Looking at a database of 1,166 forest wildfires from 1970 to 2003 in the western United States, researchers compared the number and potency of wildfires to spring and summer temperatures and the timing of snowmelts.
Wildfire season and potency increased "suddenly and dramatically" in the late 1980's, the scientists say.
"The increase in large wildfires appears to be another part of a chain of reactions to climate warming," said study co-author Dan Cayan, director of Scripps Institution of Oceanography's Climate Research Division. "The recent ramp-up is likely, in part, caused by natural fluctuations, but evidence is mounting that anthropogenic effects have been contributing to warmer winters and springs in recent decades."
Cayan and colleagues noted that in the mid 1980's there was a jump of four times the average number of wildfires in the West compared with the early 1980's and 1970's.
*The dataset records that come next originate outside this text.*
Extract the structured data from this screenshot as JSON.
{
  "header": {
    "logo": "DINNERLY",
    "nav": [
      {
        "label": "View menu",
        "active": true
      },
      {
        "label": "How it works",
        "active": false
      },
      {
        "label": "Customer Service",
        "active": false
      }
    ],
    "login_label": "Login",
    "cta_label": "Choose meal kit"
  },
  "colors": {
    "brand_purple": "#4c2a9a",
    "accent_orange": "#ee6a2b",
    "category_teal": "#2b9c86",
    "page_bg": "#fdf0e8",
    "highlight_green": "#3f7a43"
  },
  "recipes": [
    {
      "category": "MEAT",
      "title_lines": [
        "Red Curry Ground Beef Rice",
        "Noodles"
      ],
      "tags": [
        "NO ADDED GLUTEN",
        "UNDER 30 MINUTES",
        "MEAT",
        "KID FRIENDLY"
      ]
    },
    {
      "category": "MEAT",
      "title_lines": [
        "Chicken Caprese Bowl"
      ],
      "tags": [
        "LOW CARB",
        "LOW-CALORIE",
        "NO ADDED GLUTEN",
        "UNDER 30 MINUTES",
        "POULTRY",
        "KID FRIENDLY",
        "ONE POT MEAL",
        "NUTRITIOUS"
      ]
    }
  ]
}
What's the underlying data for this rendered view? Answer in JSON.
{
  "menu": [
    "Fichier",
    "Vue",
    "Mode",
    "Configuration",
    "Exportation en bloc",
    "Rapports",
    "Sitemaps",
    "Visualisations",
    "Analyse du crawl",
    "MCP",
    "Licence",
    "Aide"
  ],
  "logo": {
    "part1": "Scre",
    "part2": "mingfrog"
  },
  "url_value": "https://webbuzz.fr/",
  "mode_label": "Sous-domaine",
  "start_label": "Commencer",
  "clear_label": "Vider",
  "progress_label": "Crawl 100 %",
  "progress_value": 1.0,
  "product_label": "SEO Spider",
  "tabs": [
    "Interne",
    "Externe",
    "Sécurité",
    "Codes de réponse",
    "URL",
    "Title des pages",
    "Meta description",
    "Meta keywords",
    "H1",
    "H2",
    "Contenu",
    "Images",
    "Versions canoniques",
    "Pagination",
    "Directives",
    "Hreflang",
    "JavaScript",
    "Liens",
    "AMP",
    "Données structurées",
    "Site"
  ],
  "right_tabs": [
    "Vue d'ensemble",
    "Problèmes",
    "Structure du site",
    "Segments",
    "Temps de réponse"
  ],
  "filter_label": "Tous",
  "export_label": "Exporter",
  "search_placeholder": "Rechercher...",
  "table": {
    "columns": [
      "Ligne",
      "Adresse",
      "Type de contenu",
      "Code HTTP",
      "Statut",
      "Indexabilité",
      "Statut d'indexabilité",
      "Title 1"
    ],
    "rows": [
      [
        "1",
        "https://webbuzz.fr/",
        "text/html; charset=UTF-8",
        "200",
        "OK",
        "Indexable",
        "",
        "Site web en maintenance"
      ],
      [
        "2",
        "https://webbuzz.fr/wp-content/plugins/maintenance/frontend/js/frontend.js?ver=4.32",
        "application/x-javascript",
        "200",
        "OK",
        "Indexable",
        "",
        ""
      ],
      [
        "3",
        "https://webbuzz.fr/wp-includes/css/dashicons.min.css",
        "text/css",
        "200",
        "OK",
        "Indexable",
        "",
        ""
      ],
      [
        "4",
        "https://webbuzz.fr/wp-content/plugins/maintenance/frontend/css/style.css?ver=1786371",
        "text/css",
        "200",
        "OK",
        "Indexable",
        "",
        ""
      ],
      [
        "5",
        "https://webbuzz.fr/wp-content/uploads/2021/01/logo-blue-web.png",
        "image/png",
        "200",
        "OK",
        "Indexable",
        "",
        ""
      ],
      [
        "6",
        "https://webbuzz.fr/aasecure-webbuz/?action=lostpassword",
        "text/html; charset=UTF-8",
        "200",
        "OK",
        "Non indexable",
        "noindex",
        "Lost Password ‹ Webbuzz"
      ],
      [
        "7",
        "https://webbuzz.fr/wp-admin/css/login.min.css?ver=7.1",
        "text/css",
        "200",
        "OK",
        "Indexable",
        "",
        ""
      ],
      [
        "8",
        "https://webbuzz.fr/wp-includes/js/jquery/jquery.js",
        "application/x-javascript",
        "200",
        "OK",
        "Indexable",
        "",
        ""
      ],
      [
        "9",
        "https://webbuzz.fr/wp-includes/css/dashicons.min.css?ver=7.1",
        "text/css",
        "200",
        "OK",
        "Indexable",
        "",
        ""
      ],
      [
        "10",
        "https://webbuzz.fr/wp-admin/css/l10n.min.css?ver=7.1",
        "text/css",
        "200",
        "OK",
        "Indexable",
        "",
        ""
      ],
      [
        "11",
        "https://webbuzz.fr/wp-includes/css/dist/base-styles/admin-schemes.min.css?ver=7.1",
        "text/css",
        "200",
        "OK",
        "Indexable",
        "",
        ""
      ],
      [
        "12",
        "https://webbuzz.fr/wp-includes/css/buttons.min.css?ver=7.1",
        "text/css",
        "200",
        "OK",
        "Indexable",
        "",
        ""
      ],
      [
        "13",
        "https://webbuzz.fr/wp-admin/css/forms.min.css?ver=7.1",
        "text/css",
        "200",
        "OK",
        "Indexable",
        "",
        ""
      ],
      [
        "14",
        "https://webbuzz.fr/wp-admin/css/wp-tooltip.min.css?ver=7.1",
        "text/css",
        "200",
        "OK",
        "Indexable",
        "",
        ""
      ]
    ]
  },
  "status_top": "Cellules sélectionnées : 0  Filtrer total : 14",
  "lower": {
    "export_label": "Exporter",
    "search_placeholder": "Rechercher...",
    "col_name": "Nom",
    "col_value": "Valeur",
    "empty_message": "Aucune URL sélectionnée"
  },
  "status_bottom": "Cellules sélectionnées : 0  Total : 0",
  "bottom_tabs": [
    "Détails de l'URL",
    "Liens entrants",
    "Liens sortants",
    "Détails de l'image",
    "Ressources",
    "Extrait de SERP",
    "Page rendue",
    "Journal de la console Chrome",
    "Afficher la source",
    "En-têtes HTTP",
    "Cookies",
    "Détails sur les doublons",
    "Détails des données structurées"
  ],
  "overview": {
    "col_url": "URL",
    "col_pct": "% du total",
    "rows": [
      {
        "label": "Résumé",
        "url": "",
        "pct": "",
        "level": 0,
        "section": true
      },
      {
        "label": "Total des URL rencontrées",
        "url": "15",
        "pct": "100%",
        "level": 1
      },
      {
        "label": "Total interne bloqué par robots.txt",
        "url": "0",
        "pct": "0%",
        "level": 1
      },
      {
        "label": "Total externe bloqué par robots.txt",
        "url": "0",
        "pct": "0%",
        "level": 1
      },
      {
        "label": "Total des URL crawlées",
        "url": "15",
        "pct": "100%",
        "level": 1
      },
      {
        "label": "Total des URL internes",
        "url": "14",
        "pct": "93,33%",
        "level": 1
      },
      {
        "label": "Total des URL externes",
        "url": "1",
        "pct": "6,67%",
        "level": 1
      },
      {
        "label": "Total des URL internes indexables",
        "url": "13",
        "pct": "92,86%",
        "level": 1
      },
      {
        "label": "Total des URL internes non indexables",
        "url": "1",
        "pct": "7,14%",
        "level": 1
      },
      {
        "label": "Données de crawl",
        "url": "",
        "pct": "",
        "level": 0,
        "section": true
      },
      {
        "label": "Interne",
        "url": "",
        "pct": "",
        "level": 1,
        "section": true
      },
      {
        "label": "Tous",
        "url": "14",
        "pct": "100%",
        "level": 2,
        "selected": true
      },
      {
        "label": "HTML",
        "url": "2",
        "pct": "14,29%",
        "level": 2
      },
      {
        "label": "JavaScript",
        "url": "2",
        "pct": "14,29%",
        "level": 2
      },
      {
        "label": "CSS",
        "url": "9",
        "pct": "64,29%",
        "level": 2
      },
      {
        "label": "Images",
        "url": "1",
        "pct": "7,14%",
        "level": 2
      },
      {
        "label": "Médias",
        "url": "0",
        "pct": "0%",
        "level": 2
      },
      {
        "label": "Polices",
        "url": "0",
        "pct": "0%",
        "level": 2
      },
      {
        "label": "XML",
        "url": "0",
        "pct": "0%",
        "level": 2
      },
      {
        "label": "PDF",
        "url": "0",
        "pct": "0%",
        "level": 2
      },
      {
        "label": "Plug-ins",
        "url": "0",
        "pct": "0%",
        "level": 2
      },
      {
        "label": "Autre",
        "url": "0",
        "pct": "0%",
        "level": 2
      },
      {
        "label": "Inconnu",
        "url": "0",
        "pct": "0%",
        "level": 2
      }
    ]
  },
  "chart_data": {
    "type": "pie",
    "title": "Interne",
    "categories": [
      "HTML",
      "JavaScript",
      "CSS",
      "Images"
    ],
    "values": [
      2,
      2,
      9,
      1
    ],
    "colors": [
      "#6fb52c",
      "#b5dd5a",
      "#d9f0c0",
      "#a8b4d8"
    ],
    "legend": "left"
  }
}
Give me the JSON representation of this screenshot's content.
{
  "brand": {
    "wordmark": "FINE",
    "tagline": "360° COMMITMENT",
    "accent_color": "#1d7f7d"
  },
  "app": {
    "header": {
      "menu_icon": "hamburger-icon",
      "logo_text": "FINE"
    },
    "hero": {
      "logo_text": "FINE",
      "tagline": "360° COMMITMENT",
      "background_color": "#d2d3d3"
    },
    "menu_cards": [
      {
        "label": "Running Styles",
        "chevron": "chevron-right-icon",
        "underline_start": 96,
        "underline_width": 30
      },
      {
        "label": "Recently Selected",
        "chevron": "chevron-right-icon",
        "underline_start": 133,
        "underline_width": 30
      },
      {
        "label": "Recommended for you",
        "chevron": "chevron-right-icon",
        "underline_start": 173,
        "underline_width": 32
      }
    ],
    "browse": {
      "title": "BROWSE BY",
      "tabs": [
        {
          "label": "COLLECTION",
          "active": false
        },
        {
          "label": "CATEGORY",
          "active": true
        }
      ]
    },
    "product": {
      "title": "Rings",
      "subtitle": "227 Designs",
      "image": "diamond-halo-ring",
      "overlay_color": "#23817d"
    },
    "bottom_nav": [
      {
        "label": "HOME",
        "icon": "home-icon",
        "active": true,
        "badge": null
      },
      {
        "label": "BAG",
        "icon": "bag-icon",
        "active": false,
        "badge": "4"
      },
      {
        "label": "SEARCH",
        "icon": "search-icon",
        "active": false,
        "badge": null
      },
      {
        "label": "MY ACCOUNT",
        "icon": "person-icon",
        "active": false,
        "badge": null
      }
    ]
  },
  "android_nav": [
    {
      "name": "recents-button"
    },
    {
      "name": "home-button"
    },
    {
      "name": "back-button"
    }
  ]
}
The total area burned was six-and-a-half times greater in the mid 1980's than the earlier years examined. [Graphic: National Acres Burned]
The wildfire season has also extended by 78 days in the more recent period of 1987 to 2003 compared to 1970 through 1986.
The researchers also found that 56 percent of the wildfires and 72 percent of the total burnt area occurred during the years when the snow melted early. When the snowmelt season occurred later than average, only 11 percent of wildfires occurred.
"At higher elevations what really drives the fire season is the temperature. When you have a warm spring and early summer, you get earlier snowmelt," said study coauthor Anthony Westerling of Scripps Institution of Oceanography at the University of California, San Diego. "With the snowmelt coming out a month earlier, areas then get drier earlier overall and there is a longer season in which a fire can be started—there's more opportunity for ignition."
Changing the forest
The increased frequency of large wildfires could reduce the density of trees and change forest landscapes.
The country's western forests, which traditionally act as storage "sinks" for sequestering 20 to 40 percent of all U.S. carbon output, are now transforming into a source of atmospheric carbon dioxide as they burn up, the authors write.
"I see this as one of the first big indicators of climate change impacts in the continental United States," said study coauthor Thomas Swetnam, director of the Laboratory of Tree-Ring Research at the University of Arizona in Tucson. " Lots of people think climate change and the ecological responses are 50 to 100 years away. But it's not 50 to 100 years away—it's happening now in forest ecosystems through fire."
The study is detailed in this week's online version of the journal Science.